Another week, another motoring review in which I read the suggestion that you, dear car owner, might be inclined to drop the keys to your new car onto a pub table, so you can impress people with the badge.

You know how it is: you walk in to a bar to meet your friends, who are already seated at a table, so you stroll over and casually toss the keys to your new premium car in front of them. It prompts them all to look up in quiet awe at this Adonis, this most ambitious of men, this Hercules among plebs, who stands before them and is gracious enough to walk among them.

“I’m going to the bar,” you say, intoning that you’ll leave the keys where they fell – mid-table, like a floral centrepiece – for them to discuss in hushed tones while you buy a pint of shandy and a packet of Monster Munch (which you regard as the king of snacks).

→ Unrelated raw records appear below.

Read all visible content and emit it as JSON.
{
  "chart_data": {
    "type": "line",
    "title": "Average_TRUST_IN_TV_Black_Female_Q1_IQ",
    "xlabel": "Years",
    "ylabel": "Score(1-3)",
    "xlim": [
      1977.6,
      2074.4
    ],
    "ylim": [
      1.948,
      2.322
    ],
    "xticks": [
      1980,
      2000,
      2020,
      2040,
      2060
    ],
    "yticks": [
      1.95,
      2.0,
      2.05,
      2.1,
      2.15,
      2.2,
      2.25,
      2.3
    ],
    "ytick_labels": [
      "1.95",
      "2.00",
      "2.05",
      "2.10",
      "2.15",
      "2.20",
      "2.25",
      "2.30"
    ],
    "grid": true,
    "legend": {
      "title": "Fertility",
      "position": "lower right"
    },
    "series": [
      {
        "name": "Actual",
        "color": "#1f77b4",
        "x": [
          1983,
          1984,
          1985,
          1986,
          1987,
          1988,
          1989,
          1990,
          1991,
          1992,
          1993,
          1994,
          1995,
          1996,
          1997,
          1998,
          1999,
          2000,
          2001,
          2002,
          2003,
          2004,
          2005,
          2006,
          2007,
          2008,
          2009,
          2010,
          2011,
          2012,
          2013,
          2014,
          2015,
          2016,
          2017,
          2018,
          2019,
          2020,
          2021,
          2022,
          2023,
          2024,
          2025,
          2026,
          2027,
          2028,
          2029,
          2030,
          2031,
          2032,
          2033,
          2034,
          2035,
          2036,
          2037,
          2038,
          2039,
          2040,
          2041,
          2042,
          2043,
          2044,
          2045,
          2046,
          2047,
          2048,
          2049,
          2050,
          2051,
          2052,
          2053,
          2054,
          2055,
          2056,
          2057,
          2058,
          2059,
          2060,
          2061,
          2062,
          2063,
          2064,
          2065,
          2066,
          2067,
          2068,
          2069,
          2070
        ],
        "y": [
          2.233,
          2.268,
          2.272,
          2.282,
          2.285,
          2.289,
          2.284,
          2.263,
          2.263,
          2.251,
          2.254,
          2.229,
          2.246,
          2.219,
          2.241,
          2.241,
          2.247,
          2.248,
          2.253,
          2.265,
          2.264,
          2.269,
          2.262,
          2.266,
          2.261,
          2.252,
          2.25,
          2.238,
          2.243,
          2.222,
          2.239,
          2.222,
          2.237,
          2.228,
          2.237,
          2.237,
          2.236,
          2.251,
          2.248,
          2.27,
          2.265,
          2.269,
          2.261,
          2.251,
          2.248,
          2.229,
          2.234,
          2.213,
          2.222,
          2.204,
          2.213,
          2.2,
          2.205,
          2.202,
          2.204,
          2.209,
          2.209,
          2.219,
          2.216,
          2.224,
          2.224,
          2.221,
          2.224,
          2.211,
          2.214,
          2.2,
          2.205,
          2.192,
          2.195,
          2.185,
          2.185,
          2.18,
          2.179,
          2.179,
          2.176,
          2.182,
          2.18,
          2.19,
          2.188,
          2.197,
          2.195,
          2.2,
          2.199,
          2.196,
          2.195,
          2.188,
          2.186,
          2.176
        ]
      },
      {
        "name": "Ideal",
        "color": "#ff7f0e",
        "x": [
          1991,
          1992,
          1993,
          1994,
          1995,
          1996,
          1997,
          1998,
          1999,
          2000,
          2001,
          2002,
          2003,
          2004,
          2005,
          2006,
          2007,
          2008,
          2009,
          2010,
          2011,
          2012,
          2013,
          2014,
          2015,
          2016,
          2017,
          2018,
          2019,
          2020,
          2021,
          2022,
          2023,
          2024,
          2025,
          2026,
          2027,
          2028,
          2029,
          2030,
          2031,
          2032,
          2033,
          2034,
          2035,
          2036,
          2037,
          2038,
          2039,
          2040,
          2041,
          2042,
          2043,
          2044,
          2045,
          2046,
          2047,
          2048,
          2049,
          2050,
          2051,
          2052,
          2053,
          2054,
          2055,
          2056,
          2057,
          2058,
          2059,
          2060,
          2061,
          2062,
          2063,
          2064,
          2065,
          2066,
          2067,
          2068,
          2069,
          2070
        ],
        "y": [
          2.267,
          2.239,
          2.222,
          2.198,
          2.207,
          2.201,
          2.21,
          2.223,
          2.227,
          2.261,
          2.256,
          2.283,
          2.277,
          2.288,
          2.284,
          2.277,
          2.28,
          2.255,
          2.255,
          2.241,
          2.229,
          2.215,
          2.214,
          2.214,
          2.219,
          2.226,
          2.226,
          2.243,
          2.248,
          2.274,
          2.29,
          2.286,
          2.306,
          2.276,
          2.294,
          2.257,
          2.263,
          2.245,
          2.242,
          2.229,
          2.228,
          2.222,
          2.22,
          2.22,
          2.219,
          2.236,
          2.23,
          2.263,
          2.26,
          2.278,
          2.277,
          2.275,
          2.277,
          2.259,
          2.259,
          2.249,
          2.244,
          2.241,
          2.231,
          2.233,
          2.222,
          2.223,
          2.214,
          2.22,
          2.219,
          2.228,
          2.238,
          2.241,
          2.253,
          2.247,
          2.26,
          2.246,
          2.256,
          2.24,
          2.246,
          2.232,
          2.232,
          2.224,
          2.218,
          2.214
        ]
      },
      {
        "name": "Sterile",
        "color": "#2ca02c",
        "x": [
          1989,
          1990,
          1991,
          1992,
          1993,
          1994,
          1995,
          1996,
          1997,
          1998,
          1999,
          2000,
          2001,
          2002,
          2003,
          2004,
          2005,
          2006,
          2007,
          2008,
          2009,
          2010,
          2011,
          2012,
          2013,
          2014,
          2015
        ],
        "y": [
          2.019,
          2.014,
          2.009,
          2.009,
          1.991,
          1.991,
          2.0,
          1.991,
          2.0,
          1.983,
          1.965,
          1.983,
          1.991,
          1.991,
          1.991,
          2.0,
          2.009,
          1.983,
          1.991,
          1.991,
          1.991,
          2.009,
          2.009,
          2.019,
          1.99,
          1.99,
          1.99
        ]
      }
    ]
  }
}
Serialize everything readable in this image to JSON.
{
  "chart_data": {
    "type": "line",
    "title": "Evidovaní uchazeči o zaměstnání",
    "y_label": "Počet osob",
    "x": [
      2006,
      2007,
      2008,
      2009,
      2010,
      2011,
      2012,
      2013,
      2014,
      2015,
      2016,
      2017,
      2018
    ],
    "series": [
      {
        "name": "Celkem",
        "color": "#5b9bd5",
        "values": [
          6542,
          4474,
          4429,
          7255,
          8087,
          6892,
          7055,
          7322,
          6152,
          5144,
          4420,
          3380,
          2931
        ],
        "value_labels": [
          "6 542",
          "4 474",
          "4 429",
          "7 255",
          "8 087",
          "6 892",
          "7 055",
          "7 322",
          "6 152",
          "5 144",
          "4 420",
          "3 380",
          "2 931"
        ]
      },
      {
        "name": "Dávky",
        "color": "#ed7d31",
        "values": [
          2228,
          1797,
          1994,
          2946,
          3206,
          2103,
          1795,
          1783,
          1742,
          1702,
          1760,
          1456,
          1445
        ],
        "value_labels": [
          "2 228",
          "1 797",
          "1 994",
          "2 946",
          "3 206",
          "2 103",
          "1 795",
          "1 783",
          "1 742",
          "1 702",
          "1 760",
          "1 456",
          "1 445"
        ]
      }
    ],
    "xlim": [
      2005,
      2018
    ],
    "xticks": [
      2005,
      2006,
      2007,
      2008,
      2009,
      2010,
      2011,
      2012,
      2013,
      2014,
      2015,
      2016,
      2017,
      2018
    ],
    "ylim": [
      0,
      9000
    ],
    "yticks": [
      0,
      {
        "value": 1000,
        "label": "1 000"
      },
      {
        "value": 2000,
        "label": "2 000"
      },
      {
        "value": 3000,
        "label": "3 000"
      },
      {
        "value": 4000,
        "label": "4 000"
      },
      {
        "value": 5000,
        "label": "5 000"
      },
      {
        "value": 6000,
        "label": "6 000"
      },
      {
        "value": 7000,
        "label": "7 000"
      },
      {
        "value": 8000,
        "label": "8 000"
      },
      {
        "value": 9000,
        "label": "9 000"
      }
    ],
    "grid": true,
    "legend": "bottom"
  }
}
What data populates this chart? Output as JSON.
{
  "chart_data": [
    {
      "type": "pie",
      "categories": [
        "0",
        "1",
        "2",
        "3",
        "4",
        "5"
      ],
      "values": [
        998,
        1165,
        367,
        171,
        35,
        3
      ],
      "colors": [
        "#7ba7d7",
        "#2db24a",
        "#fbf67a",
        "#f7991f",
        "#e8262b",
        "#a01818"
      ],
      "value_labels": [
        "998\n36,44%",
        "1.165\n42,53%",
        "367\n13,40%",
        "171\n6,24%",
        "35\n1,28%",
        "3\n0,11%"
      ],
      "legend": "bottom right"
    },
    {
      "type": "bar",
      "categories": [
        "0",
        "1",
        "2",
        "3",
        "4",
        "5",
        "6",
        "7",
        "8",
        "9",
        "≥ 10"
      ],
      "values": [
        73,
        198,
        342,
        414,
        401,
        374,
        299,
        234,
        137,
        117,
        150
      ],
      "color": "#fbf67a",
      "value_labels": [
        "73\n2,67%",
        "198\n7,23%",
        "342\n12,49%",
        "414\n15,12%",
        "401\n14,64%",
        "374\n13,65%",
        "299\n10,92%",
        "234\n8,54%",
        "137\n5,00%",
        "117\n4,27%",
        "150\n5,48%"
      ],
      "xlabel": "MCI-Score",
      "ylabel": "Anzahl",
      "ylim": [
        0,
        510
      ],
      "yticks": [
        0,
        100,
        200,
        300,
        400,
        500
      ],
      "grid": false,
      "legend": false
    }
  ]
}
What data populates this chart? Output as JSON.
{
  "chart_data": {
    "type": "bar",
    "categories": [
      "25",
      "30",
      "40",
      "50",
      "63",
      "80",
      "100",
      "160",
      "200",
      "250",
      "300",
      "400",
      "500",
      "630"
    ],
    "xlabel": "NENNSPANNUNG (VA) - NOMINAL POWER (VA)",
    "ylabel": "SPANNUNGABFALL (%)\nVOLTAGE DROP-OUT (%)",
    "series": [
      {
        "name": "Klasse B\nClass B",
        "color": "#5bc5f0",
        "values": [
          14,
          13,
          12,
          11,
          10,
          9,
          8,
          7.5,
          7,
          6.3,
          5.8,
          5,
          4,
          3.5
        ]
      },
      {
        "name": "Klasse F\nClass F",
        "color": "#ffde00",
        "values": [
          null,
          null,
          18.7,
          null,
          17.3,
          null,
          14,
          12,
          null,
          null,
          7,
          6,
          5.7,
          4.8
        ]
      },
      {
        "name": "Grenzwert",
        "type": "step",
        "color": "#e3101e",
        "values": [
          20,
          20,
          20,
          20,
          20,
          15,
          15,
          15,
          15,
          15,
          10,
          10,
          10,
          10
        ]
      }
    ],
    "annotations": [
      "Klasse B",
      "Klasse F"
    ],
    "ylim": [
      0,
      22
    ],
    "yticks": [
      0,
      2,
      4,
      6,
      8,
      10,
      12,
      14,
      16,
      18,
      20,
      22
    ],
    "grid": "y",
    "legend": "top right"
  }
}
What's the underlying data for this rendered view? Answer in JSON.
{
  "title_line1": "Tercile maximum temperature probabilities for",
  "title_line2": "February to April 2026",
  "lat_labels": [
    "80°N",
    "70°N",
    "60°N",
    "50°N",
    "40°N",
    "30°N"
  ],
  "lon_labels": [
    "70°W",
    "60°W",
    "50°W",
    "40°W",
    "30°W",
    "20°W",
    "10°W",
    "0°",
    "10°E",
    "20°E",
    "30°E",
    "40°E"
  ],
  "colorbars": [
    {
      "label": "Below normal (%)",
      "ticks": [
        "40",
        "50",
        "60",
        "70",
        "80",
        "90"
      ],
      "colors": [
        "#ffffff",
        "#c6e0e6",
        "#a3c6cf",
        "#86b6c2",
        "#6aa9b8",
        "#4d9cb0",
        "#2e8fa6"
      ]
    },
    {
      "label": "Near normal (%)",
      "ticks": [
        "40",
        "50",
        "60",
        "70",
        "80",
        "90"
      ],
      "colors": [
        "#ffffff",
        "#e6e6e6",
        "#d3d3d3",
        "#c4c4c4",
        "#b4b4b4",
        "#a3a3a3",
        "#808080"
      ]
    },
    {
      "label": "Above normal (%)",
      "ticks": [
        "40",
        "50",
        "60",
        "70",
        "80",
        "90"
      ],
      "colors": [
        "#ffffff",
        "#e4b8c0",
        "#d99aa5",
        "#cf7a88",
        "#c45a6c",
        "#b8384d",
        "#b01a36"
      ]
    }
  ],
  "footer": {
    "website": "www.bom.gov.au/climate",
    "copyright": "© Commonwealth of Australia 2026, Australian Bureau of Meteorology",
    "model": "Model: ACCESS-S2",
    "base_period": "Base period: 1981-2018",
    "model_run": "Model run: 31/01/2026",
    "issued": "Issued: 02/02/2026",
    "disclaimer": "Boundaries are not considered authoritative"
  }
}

And so you depart.

Quiet descends across the table. Someone nervously fingers the keys, makes sure you’re out of earshot, and opines: “Jesus, Mark’s such a bellend. Who invited him, anyway?”

See, I don’t know anybody who does the key thing. You don’t know anybody who does the key thing. Literally nobody knows anybody who does the key thing because literally nobody does the key thing, because it would make them the second most irritating person in the world. It is just another motoring writer’s lazy cliché (and, boy, do we have a few), here used to imply that the car being written about has a desirable image.

I’m not going to name the latest culprit, but it should be noted that, in the same way there is never a key-drop, there is no such thing as a traffic light grand prix, and not every Volvo estate is bought by an antique dealer. The latter was the case 30 years ago and remains the case today.

But what if there was such a thing as a key-drop? Assuming doing something like that didn’t mark you out as an insufferable tool and assuming the only way to let friends know which car you drove was by revealing its maker’s badge, which key fob would you most like to be seen carrying and dropping? Which car marque would you most like to be associated with? 

It’s quite a probing question, because implied ownership of anything from a manufacturer’s entire range could be bestowed upon you. Say you drive a Honda: well, that ‘H’ rattling onto the table could mean you drive anything from a Honda Jazz to an Honda NSX. A Mercedes-Benz could be a Mercedes-Benz B-Class or a Mercedes-Benz G-Class.